I think you can go any of these two routes based on your application:
A. Ignore Header
If the problematic field is in the header row of your logs, you can choose to ignore the header row by adding the --skip_leading_rows=1
parameter in your import command. Something like:
bq location=US load --source_format=YOURFORMAT --skip_leading_rows=1 mydataset.rawlogstable gs://mybucket/path/* 'colA:STRING,colB:STRING,..'
B. Load Raw Data
If the above is not applicable, then just simply load the data in its un-structured raw format into BigQuery. Once your data is in there, you can go about doing all sorts of stuff.
So, first create a table with a single column:
bq mk --table mydataset.rawlogstable 'data:STRING'
Now load your dataset in the table providing appropriate location:
bq --location=US load --replace --source_format=YOURFORMAT mydataset.rawlogstable gs://mybucket/path/* 'data:STRING'
Once your data is loaded, now you can process it using SQL queries, and split it based on your delimiter and skip the stuff you don't like.
C. Create External Table
If you do not want to load data into BigQuery but still want to query it, you can choose to create an external table in BigQuery:
bq --location=US mk --external_table_definition=data:STRING@CSV=gs://mybucket/path/* mydataset.rawlogstable
Querying Data
If you pick option A and it works for you, you can simply choose to query your data the way you were already doing.

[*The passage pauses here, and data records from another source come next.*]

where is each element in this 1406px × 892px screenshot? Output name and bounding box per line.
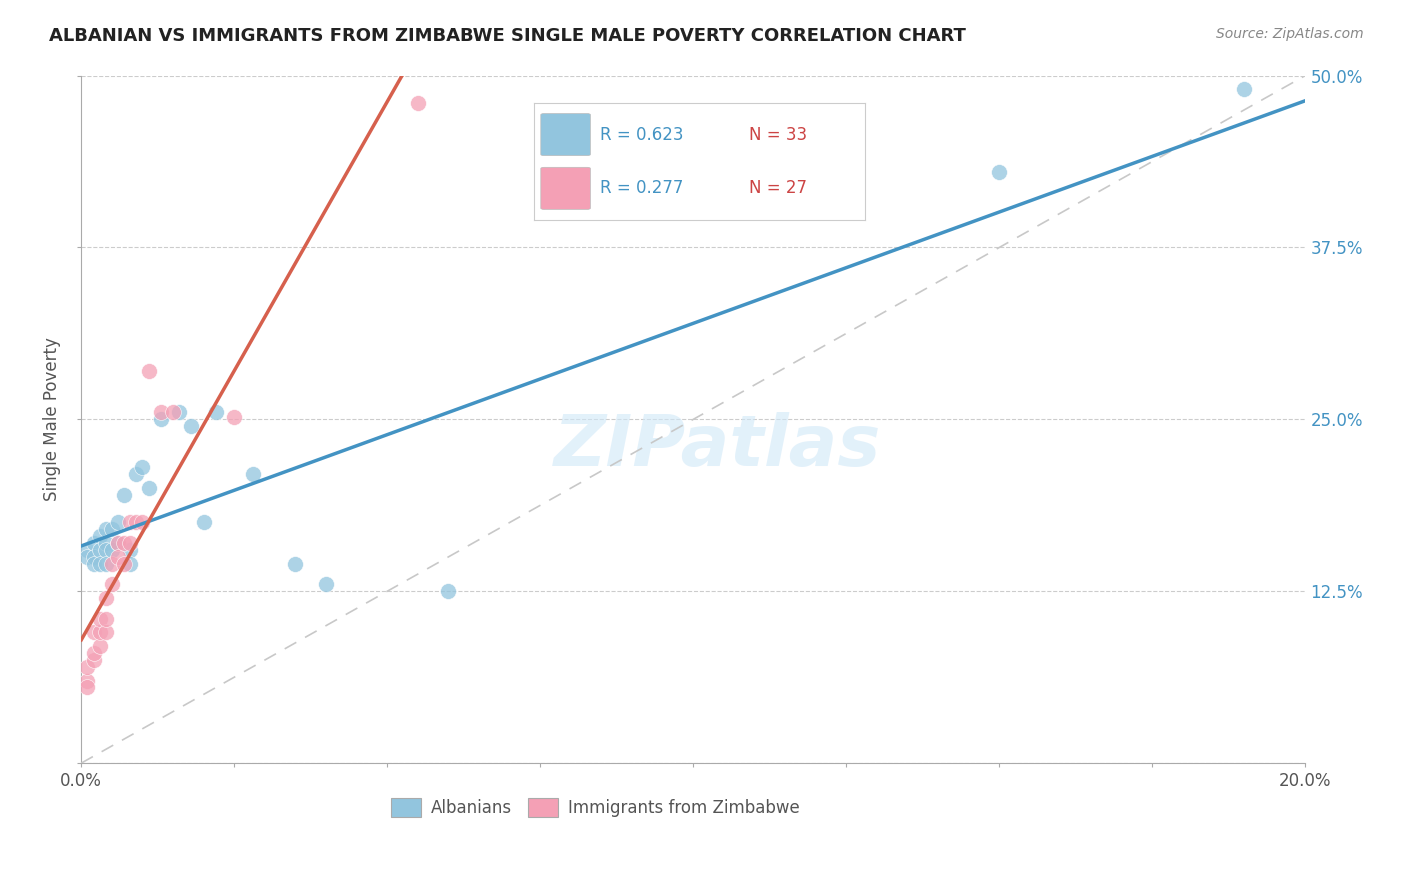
Point xyxy=(138,364,160,378)
Point xyxy=(242,467,264,482)
Point xyxy=(94,591,117,606)
Point xyxy=(76,673,98,688)
Point xyxy=(167,405,190,419)
Point xyxy=(101,543,124,558)
Point xyxy=(107,536,129,550)
Text: ZIPatlas: ZIPatlas xyxy=(554,412,882,482)
Point xyxy=(125,516,148,530)
Point xyxy=(180,419,202,434)
Point xyxy=(76,549,98,564)
Point xyxy=(120,516,142,530)
Point xyxy=(1233,82,1256,96)
Point xyxy=(284,557,307,571)
Point xyxy=(149,412,172,426)
Point xyxy=(83,646,105,660)
Point xyxy=(94,625,117,640)
Point xyxy=(131,516,153,530)
Point xyxy=(107,536,129,550)
Point xyxy=(120,543,142,558)
Point xyxy=(89,612,111,626)
Point xyxy=(437,584,460,599)
Text: ALBANIAN VS IMMIGRANTS FROM ZIMBABWE SINGLE MALE POVERTY CORRELATION CHART: ALBANIAN VS IMMIGRANTS FROM ZIMBABWE SIN… xyxy=(49,27,966,45)
Point xyxy=(138,481,160,495)
Point xyxy=(120,557,142,571)
Point xyxy=(315,577,337,591)
Point xyxy=(406,95,429,110)
Point xyxy=(120,536,142,550)
Point xyxy=(94,557,117,571)
Point xyxy=(224,409,246,424)
Point xyxy=(131,460,153,475)
Point xyxy=(94,522,117,536)
Point xyxy=(94,543,117,558)
Point xyxy=(89,639,111,653)
Point xyxy=(988,165,1011,179)
Point xyxy=(162,405,184,419)
Point xyxy=(101,577,124,591)
Point xyxy=(112,536,135,550)
Point xyxy=(76,681,98,695)
Point xyxy=(83,536,105,550)
Point xyxy=(101,557,124,571)
Point xyxy=(94,536,117,550)
Point xyxy=(193,516,215,530)
Point xyxy=(89,625,111,640)
Point xyxy=(83,549,105,564)
Point xyxy=(101,522,124,536)
Point xyxy=(94,612,117,626)
Point xyxy=(89,557,111,571)
Point xyxy=(76,660,98,674)
Point xyxy=(83,557,105,571)
Y-axis label: Single Male Poverty: Single Male Poverty xyxy=(44,337,60,501)
Point xyxy=(76,543,98,558)
Point xyxy=(83,625,105,640)
Point xyxy=(125,467,148,482)
Point xyxy=(107,516,129,530)
Text: Source: ZipAtlas.com: Source: ZipAtlas.com xyxy=(1216,27,1364,41)
Point xyxy=(149,405,172,419)
Point xyxy=(112,488,135,502)
Point xyxy=(107,549,129,564)
Point xyxy=(83,653,105,667)
Legend: Albanians, Immigrants from Zimbabwe: Albanians, Immigrants from Zimbabwe xyxy=(384,791,807,823)
Point xyxy=(89,529,111,543)
Point xyxy=(205,405,228,419)
Point xyxy=(112,557,135,571)
Point xyxy=(89,543,111,558)
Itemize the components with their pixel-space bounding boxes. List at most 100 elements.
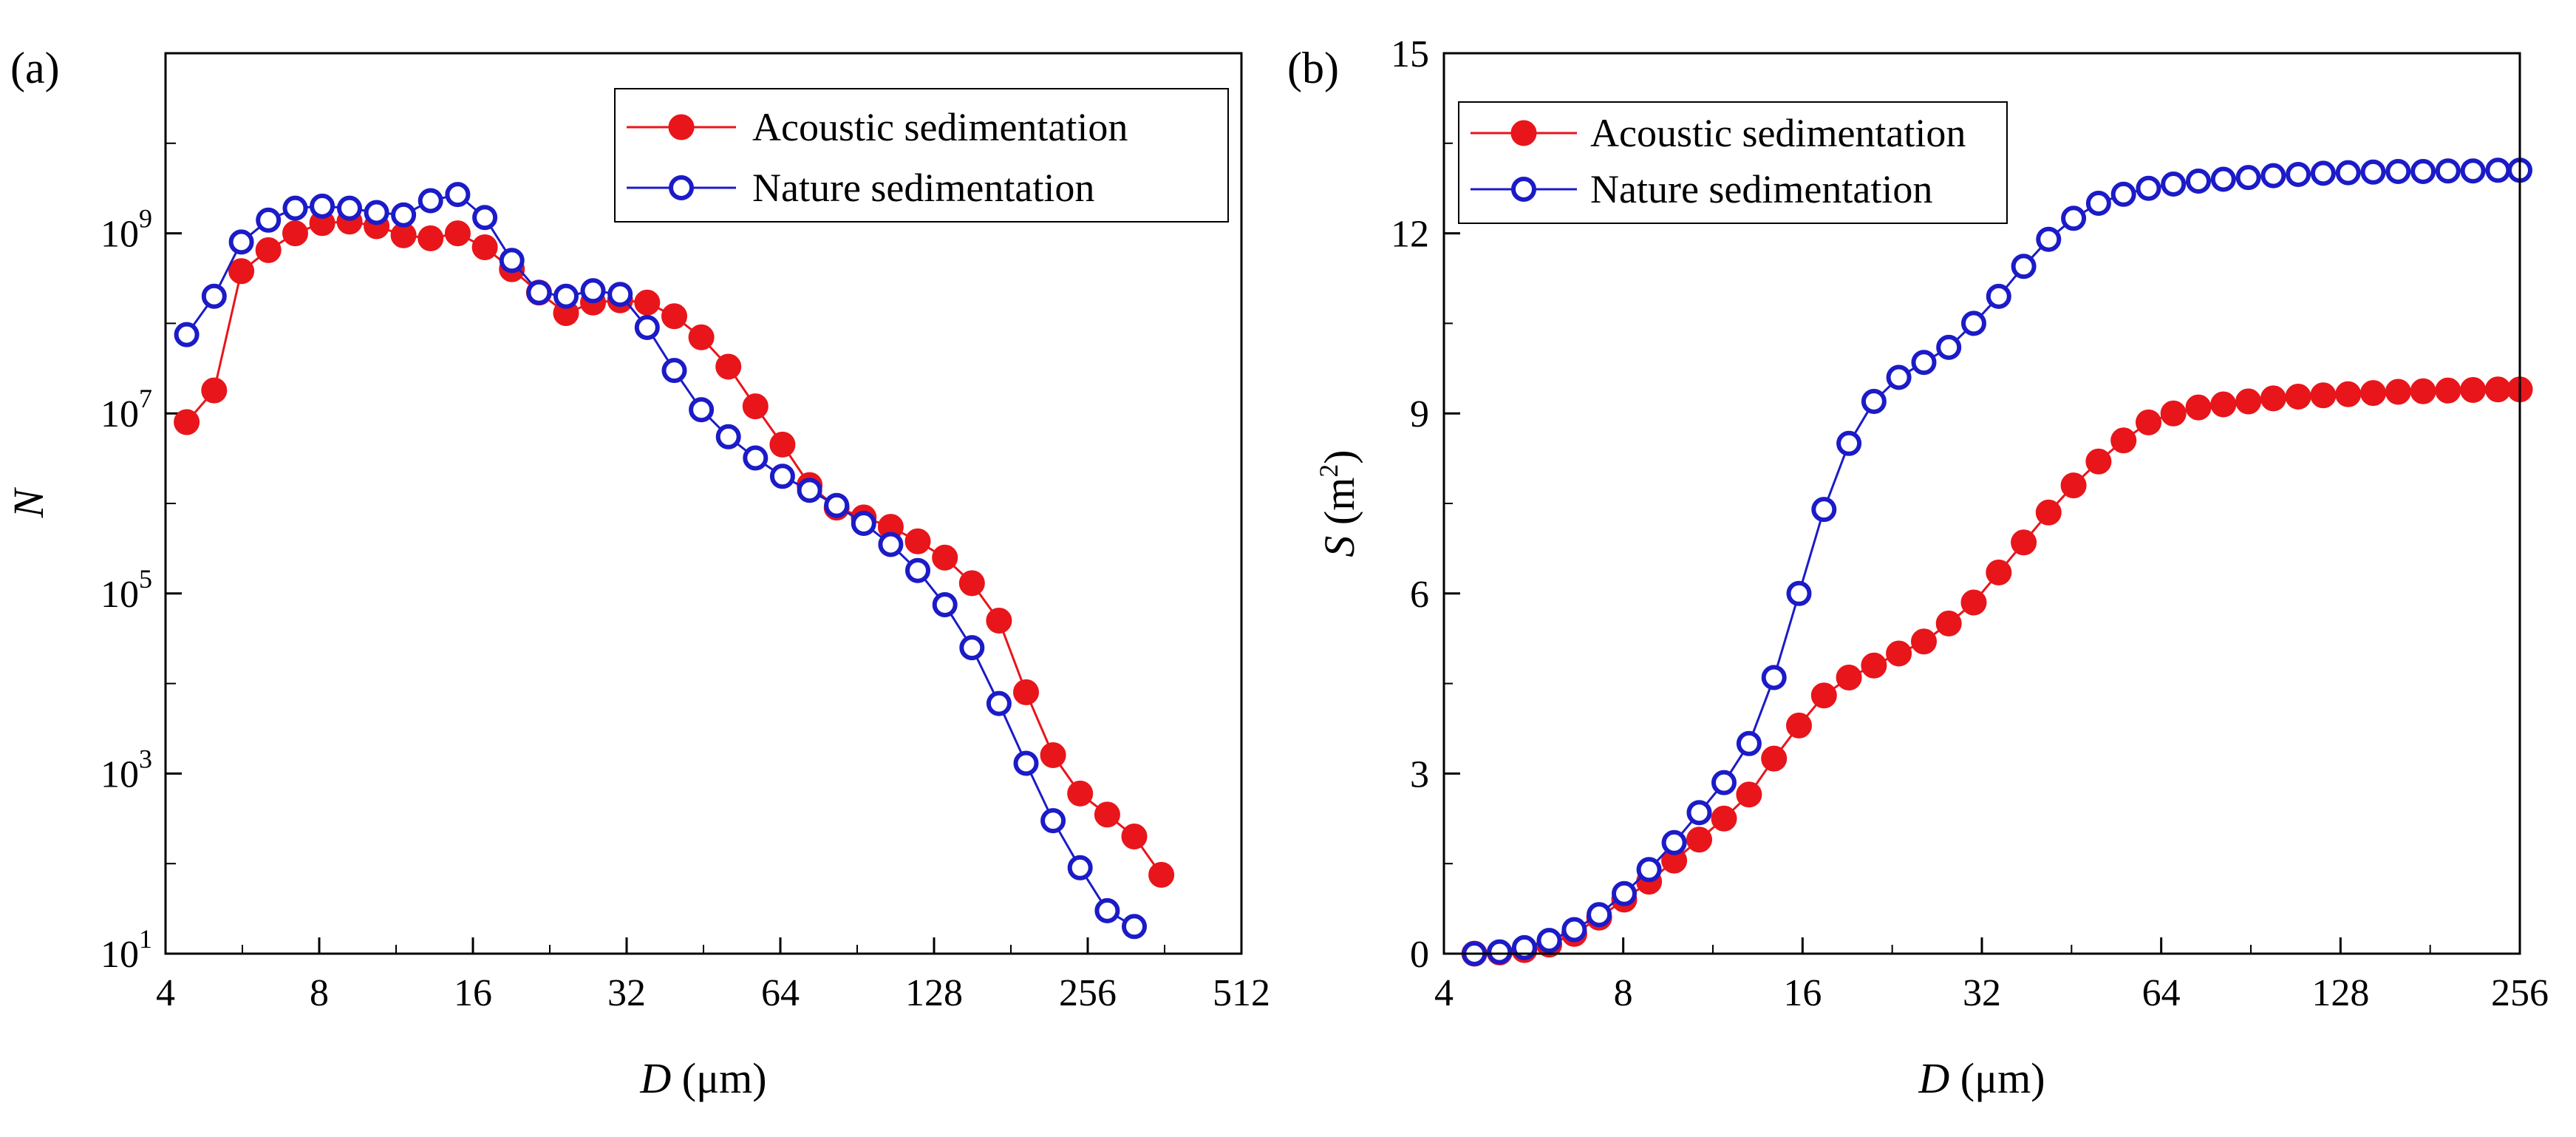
panel-b-y-axis-title: S (m2) xyxy=(1314,449,1363,557)
panel-a-y-tick-label: 109 xyxy=(100,204,152,256)
panel-b-point-nature xyxy=(1936,334,1962,360)
panel-b-point-acoustic xyxy=(1960,589,1987,616)
panel-b-point-acoustic xyxy=(2136,409,2161,435)
panel-a-plot-frame xyxy=(164,52,1243,955)
panel-b-point-nature xyxy=(1561,917,1587,943)
panel-a-point-nature xyxy=(769,464,795,489)
panel-a-point-nature xyxy=(337,195,362,221)
panel-b-legend-marker-nature xyxy=(1511,177,1536,202)
panel-b-point-nature xyxy=(1736,730,1762,756)
panel-a-point-nature xyxy=(526,279,552,305)
panel-b-point-acoustic xyxy=(2410,378,2436,404)
panel-a-x-tick-label: 512 xyxy=(1213,972,1270,1014)
panel-a-point-acoustic xyxy=(661,303,687,330)
panel-b-point-acoustic xyxy=(2460,377,2487,403)
panel-a-point-nature xyxy=(364,200,389,225)
panel-a-x-tick-label: 4 xyxy=(156,972,175,1014)
panel-b-point-nature xyxy=(2385,159,2411,184)
panel-b-x-tick-label: 64 xyxy=(2142,972,2181,1014)
panel-a-point-acoustic xyxy=(1013,679,1039,705)
panel-a-point-nature xyxy=(418,188,443,214)
panel-b-point-acoustic xyxy=(1686,827,1712,853)
panel-b-point-acoustic xyxy=(2060,472,2087,499)
panel-b-point-nature xyxy=(2161,172,2187,197)
panel-a-point-acoustic xyxy=(769,431,796,458)
panel-b-point-nature xyxy=(1786,580,1812,606)
panel-a-point-acoustic xyxy=(1148,861,1175,888)
panel-a-x-tick-label: 32 xyxy=(607,972,646,1014)
panel-b-point-acoustic xyxy=(1886,640,1912,667)
panel-b-point-nature xyxy=(1986,283,2011,309)
panel-b-ticks: 4 8 16 32 64 128 256 0 3 6 9 12 15 xyxy=(1391,33,2549,1014)
panel-b-point-nature xyxy=(2360,159,2386,185)
panel-a-point-nature xyxy=(878,532,904,557)
panel-b-point-nature xyxy=(1587,902,1612,928)
panel-b-point-acoustic xyxy=(1911,628,1937,655)
panel-b-label: (b) xyxy=(1287,44,1339,92)
panel-b-point-acoustic xyxy=(2435,377,2461,404)
panel-b-point-nature xyxy=(2061,206,2087,231)
panel-a-point-acoustic xyxy=(986,608,1012,634)
panel-b-legend-marker-acoustic xyxy=(1510,120,1537,146)
panel-a-point-nature xyxy=(905,557,930,583)
panel-b-point-acoustic xyxy=(2235,388,2262,415)
panel-a-point-nature xyxy=(1122,914,1147,940)
panel-a-point-nature xyxy=(256,207,282,233)
panel-a-point-nature xyxy=(1067,855,1093,880)
panel-b-point-nature xyxy=(1536,928,1562,954)
panel-b-point-nature xyxy=(2260,163,2286,189)
panel-b-point-acoustic xyxy=(1836,665,1862,690)
panel-b-point-acoustic xyxy=(2285,384,2311,410)
panel-a-point-acoustic xyxy=(932,544,958,571)
panel-b-point-nature xyxy=(2036,226,2062,252)
panel-b-y-tick-label: 9 xyxy=(1410,393,1429,435)
panel-b-y-tick-label: 6 xyxy=(1410,574,1429,616)
panel-a-point-acoustic xyxy=(1040,742,1066,768)
panel-b-point-nature xyxy=(1836,430,1862,456)
panel-b-y-tick-label: 3 xyxy=(1410,753,1429,795)
panel-a-point-acoustic xyxy=(282,220,308,247)
panel-b-x-tick-label: 256 xyxy=(2491,972,2549,1014)
panel-b-point-acoustic xyxy=(2310,382,2337,409)
panel-b-point-acoustic xyxy=(2085,448,2112,475)
panel-a-point-acoustic xyxy=(255,237,282,263)
panel-a-point-nature xyxy=(1013,750,1039,776)
panel-b-point-acoustic xyxy=(2160,400,2187,427)
panel-b-point-nature xyxy=(1886,364,1912,390)
panel-b-point-acoustic xyxy=(1861,652,1887,679)
panel-a-x-tick-label: 16 xyxy=(454,972,492,1014)
panel-a-point-acoustic xyxy=(715,353,742,380)
panel-b-legend-label-nature: Nature sedimentation xyxy=(1590,167,1932,211)
panel-a-point-acoustic xyxy=(1067,780,1094,807)
panel-a-y-axis-title: N xyxy=(4,486,52,518)
panel-a-series-line-nature xyxy=(185,193,1135,928)
panel-a-point-acoustic xyxy=(688,324,715,350)
panel-b-point-acoustic xyxy=(2011,529,2037,556)
panel-a-point-nature xyxy=(932,592,958,617)
panel-b-point-acoustic xyxy=(2260,385,2286,412)
panel-b-x-tick-label: 32 xyxy=(1963,972,2001,1014)
panel-b-point-nature xyxy=(2110,181,2136,207)
panel-a-point-nature xyxy=(391,202,417,228)
panel-a-point-nature xyxy=(661,358,687,384)
panel-a-point-acoustic xyxy=(471,234,498,260)
panel-a-legend-box xyxy=(614,88,1229,223)
panel-a-point-nature xyxy=(499,248,525,274)
panel-a-point-nature xyxy=(797,478,822,503)
panel-a-x-tick-label: 128 xyxy=(905,972,963,1014)
panel-a-point-nature xyxy=(743,445,769,471)
panel-a-point-acoustic xyxy=(742,393,769,420)
panel-a-legend: Acoustic sedimentation Nature sedimentat… xyxy=(614,88,1229,223)
panel-a-point-acoustic xyxy=(1094,801,1120,828)
panel-b-point-acoustic xyxy=(2035,499,2062,526)
panel-b-point-nature xyxy=(1961,310,1986,336)
panel-b-point-nature xyxy=(1487,939,1513,965)
panel-b-x-tick-label: 128 xyxy=(2311,972,2369,1014)
panel-b-point-nature xyxy=(2335,160,2361,186)
panel-b-y-tick-label: 0 xyxy=(1410,934,1429,976)
panel-b-point-acoustic xyxy=(2210,391,2237,418)
panel-b-point-nature xyxy=(2011,254,2037,279)
panel-a-x-tick-label: 8 xyxy=(310,972,329,1014)
panel-a-point-acoustic xyxy=(958,570,985,597)
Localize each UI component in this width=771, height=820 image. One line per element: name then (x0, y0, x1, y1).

In the case you pick B or C, your table now has rows from your dataset as singular column rows. You can now choose to split these singular column rows into multiple column rows, based on your delimiter requirements.
Let's say your rows should have 3 columns named a,b and c:
a1,b1,c1
a2,b2,c2
Right now its all in the form of a singular column named data
, which you can separate by the delimiter ,
:
select
splitted[safe_offset(0)] as a,
splitted[safe_offset(1)] as b,
splitted[safe_offset(2)] as c
from (select split(data, ',') as splitted from `mydataset.rawlogstable`)
Hope it helps.